When you need budget-aware routing that selects the cheapest model for a request, configure cost-optimized routing through the cost routing admin API.

Tier assignments

Assign models to capability tiers. Each tier groups models with similar capability levels but potentially different costs.

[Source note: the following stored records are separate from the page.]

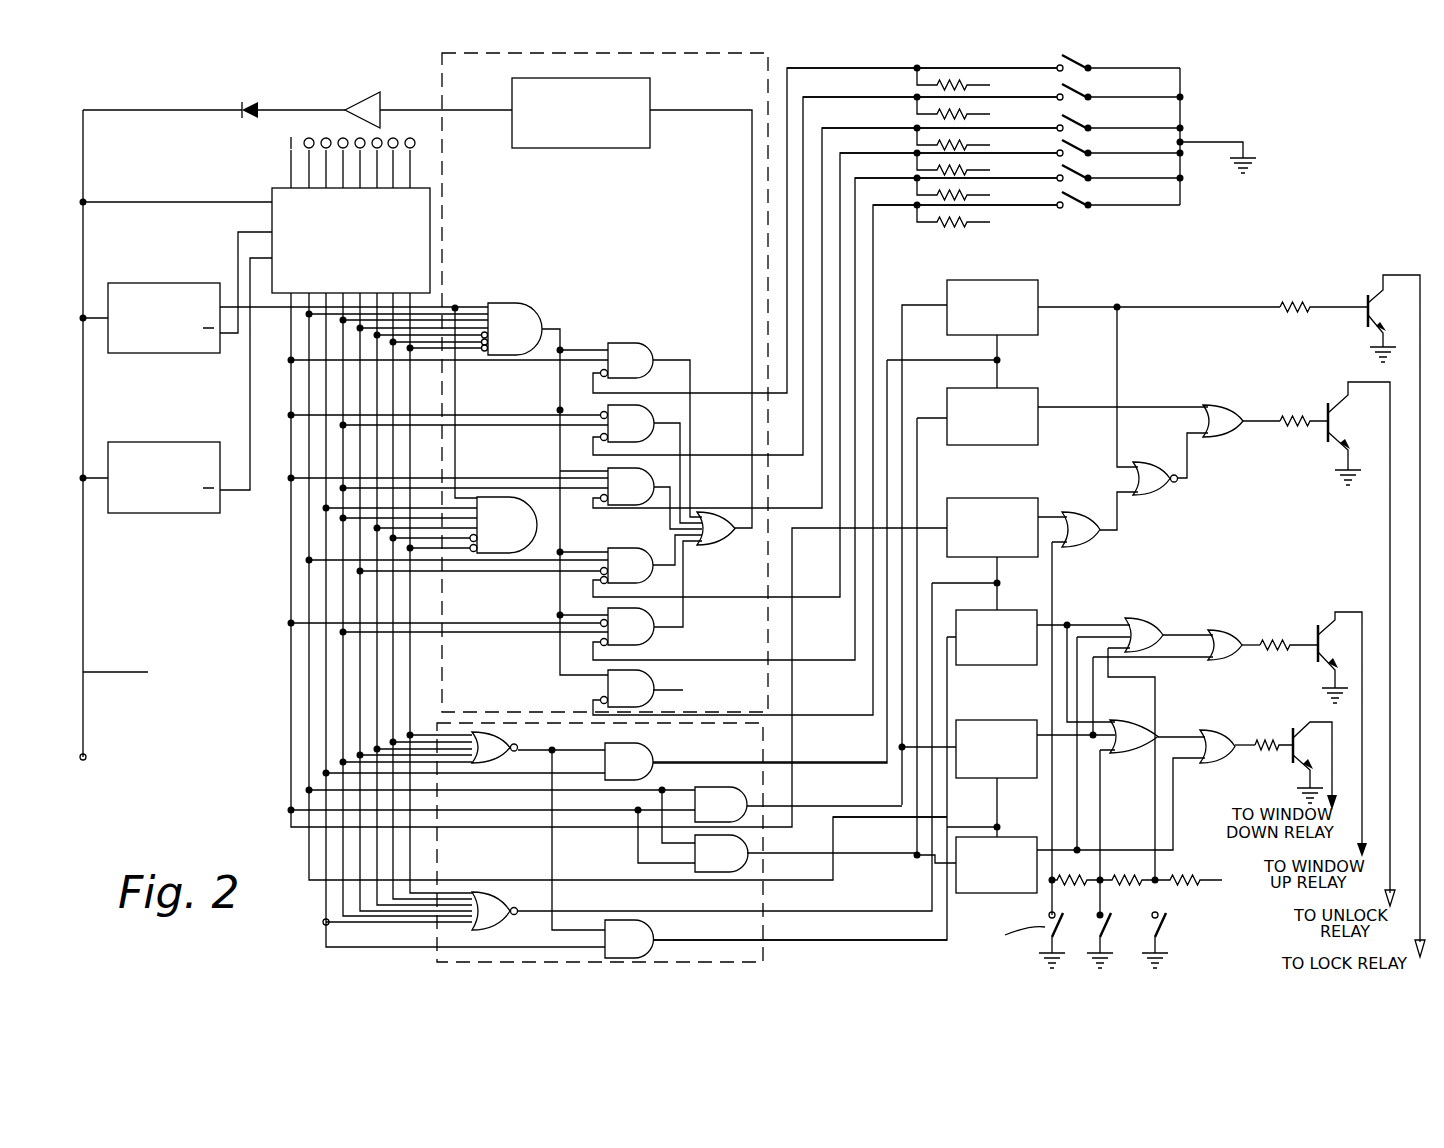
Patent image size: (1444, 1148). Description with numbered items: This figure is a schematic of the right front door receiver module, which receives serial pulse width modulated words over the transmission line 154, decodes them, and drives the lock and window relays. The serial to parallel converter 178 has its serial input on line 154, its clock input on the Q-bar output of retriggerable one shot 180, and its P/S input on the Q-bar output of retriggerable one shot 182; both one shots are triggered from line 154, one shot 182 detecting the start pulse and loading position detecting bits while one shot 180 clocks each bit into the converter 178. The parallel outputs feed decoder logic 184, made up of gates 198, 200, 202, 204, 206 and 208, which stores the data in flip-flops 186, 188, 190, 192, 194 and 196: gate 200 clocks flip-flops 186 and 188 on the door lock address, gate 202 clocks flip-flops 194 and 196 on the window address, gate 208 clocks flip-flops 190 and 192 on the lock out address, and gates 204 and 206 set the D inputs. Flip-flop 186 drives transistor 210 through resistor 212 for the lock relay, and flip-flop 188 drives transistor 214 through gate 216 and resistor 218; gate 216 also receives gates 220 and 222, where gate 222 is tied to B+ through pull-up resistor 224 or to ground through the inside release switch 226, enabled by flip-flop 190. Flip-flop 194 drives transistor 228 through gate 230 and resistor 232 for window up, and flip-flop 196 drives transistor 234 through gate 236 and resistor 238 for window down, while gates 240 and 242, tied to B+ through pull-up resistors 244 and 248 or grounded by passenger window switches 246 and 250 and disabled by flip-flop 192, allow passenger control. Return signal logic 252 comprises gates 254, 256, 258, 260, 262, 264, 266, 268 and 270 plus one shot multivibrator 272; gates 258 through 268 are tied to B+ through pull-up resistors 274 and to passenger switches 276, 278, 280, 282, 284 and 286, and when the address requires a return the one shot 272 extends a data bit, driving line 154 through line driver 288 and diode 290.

The transmission line 154 is at (131, 435).
The serial to parallel converter 178 is at (275, 190).
The retriggerable one shot 180 is at (158, 283).
The retriggerable one shot 182 is at (185, 500).
The decoder logic 184 is at (775, 957).
The flip-flop 186 is at (992, 280).
The flip-flop 188 is at (1020, 395).
The flip-flop 190 is at (985, 515).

POST https://api.arbitex.ai/api/admin/cost-routing/tiers/assign
Authorization: Bearer arb_live_your-api-key-here
Content-Type: application/json

{
  "model_id": "gpt-4o-mini",
  "provider": "openai",
  "tier": "standard",
  "input_cost_per_1k": 0.15,
  "output_cost_per_1k": 0.60
}

List all tier assignments:

GET https://api.arbitex.ai/api/admin/cost-routing/tiers

Optimization strategies

When selecting a model for cost-optimized routing, specify an optimization strategy:

Strategy	Behavior
`cheapest_combined`	Select the model with the lowest combined input + output cost per 1K tokens. This is the default.
`cheapest_input`	Minimize input cost per 1K tokens.
`cheapest_output`	Minimize output cost per 1K tokens.
`weighted`	Weighted random selection proportional to each model’s configured weight. Use this to distribute load across models.
`lowest_latency`	Select the model with the lowest observed latency.
`balanced`	Weighted combination of cost and latency.

Preview the selection for a tier:

POST https://api.arbitex.ai/api/admin/cost-routing/select
Authorization: Bearer arb_live_your-api-key-here
Content-Type: application/json

{
  "tier": "standard",
  "optimize": "cheapest_combined"
}

{
  "model_id": "gpt-4o-mini",
  "provider": "openai",
  "tier": "standard",
  "input_cost_per_1k": 0.15,
  "output_cost_per_1k": 0.60,
  "reason": "Selected gpt-4o-mini from tier 'standard' with lowest combined cost"
}

Interaction with Policy Engine ROUTE_TO

The Policy Engine’s ROUTE_TO action can specify a tier (route_to_tier: "haiku") that maps to cost-optimized routing. When a policy rule fires ROUTE_TO with a tier, the gateway selects the cheapest available model in that tier for the request’s provider. See Policy Engine overview — ROUTE_TO.